Geçen hafta Trabzon’da Basel ile oynanan UEFA Konferans ligi play- off müsabakasında iki farklı duyguyu birden tatmıştık.
Bir yanda deprem karşısında ulusça gösterdiğimiz dayanışma, diğer tarafta futbolun birleştiriciliği vardı. İkisi de çok değerli idi. Aynı sahneleri bu kez St. Jakob Park’ta yaşadık, tüm renkler yine bir arada idi.
İlk maçtaki tek farklı galibiyet bu koşullarda elbette kötü sonuç sayılamaz. Üstelik Trabzonspor’un gösterdiği performans rövanş için umut vericiydi. Aslında turu cebe koyacak skoru alabilirdik. Ama kaleci Hitz’i aşamamıştık.
Dün gece İsviçre temsilcisi de iddialıydı. Maçın başlamasıyla birlikte kontrol bize geçti ama golü rakip buldu. Bartra’nın ofsaytı bozduğu pozisyonda topla buluşan Amdouni cezayı kesiverdi.
Bu tarz oyunlarda tekniğe taktiğe bakmam. Lakin şunu söylemeliyim; ilk yarıda bu kadar çok pozisyon üretip sonuçlandıramamak sadece kaleci Hitz’in kurtarışlarına bağlanamaz. Ya Bakasetas’ın kaçırdığı penaltı? Vuruş anında destek ayağının kayması büyük şanssızlıktı.

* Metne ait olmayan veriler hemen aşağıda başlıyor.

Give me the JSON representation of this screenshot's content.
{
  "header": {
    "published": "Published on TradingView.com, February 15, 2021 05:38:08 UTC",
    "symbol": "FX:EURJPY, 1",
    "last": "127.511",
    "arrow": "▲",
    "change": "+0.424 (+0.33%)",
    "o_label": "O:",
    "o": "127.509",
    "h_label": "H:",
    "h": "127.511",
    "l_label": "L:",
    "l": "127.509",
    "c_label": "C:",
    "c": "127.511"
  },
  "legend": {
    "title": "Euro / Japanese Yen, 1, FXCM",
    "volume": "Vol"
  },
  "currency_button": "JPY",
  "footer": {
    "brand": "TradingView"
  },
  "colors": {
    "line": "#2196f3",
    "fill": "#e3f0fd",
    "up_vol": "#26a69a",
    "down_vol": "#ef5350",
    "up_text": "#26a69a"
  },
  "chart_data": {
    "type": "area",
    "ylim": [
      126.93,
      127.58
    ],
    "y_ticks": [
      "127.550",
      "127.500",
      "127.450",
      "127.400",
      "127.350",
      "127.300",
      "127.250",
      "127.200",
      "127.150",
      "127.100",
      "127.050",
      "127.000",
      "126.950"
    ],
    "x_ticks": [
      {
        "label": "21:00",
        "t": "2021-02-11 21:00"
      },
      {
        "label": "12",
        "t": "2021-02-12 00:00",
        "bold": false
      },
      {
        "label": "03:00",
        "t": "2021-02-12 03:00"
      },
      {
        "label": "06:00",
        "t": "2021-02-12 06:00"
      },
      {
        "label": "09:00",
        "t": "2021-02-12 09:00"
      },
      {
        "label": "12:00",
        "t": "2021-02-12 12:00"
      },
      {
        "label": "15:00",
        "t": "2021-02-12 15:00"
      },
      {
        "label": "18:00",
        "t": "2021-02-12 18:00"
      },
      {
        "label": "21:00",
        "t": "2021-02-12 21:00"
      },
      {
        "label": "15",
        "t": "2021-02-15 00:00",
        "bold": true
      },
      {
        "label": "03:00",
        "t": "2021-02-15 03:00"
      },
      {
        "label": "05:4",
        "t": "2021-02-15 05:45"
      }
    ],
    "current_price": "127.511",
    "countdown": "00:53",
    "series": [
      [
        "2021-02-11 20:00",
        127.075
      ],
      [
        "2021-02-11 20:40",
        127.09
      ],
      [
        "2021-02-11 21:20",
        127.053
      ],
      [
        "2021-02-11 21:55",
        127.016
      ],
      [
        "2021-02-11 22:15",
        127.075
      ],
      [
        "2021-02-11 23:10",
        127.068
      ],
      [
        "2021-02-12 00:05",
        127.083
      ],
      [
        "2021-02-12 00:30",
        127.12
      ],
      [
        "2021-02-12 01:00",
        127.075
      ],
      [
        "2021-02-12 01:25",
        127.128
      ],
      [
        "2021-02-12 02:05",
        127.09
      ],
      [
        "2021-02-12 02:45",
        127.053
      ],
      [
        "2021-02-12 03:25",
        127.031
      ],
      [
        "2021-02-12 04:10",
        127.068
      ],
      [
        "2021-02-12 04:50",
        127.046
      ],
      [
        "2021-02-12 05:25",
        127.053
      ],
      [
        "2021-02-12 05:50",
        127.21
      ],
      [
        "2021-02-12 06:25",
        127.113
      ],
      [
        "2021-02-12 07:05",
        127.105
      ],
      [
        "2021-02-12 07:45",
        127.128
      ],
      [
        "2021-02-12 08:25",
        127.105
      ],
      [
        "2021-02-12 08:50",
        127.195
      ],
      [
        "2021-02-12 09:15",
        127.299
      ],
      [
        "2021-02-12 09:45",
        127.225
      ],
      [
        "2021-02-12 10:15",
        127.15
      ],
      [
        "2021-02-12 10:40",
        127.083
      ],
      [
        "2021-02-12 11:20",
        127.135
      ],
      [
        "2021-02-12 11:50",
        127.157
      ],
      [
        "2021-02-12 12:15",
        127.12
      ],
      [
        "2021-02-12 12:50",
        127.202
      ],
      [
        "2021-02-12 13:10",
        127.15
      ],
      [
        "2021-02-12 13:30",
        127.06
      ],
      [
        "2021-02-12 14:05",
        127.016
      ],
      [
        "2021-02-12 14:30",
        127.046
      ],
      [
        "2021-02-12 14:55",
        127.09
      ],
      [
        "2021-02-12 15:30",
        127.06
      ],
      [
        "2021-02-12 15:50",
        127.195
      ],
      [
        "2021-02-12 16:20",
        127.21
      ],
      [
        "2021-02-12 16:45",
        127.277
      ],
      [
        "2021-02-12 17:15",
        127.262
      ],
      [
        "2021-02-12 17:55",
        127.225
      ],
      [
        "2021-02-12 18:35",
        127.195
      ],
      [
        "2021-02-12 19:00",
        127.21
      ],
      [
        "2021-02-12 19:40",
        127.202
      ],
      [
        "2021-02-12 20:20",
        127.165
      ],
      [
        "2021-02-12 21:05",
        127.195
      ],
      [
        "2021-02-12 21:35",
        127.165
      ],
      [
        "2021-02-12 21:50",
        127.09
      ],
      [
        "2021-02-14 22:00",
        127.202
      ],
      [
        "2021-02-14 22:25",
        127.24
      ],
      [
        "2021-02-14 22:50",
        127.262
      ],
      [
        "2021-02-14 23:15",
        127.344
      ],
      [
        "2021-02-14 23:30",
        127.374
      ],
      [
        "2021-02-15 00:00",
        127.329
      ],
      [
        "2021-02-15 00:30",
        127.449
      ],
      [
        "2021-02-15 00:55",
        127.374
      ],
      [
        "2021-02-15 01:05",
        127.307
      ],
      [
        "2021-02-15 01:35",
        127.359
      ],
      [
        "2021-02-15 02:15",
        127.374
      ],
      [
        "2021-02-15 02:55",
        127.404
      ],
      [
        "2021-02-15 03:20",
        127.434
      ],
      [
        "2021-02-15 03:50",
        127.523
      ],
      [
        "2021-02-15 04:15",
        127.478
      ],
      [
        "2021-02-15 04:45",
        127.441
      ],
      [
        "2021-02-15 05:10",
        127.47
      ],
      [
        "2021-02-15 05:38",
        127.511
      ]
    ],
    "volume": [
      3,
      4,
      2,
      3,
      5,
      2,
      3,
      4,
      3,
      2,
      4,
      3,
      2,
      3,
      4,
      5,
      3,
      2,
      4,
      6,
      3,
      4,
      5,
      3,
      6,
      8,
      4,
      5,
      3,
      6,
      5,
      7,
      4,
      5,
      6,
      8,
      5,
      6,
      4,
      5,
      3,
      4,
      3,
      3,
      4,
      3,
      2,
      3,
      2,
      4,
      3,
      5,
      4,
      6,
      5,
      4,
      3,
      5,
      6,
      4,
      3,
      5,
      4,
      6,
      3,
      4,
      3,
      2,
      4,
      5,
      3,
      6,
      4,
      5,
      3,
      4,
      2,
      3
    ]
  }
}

Ardından inanılmaz bir ikinci yarı izledik. VAR’dan dönen penaltı, yine VAR kararı ile iptal gol, yakaladığımız sayısız pozisyon, kaleyi bulan ama ağlarla buluşamayan vuruşların hepsi bir arada geldi. Tek eksiğimiz eşitlik sayısı idi. Zaman da su gibi akıp gitmeye devam ediyordu.
Abdullah Avcı bütün kozlarını oynadı bu süreçte. Umut, Yusuf Yazıcı ve Bardhi hamleleri gol içindi ama büyük riskler de içeriyordu. Doğucan ile Siopis gibi iki dirençli ismi kenara almak garip geldi bana. Nitekim maç boyunca kalemize üçüncü kez gelen Basel 76. dakikada ikinci sayısı buldu. Sakın istatistiklere bakmayın beyniniz yanar.
Kalan sürede tek çaremiz son dakikaya kadar yapamadığımızı yapmak ve maçı uzatmaya götürmekti. Maalesef beceremedik. Yenilmek futbolun doğasında var, lakin Basel gibi bir takıma elenmeyi kabul etmek zor. Bu kadar kolay olmamalı idi. Oysa o kadar yakındık ki turu geçmeye. Ne diyelim canın sağ olsun Trabzonspor.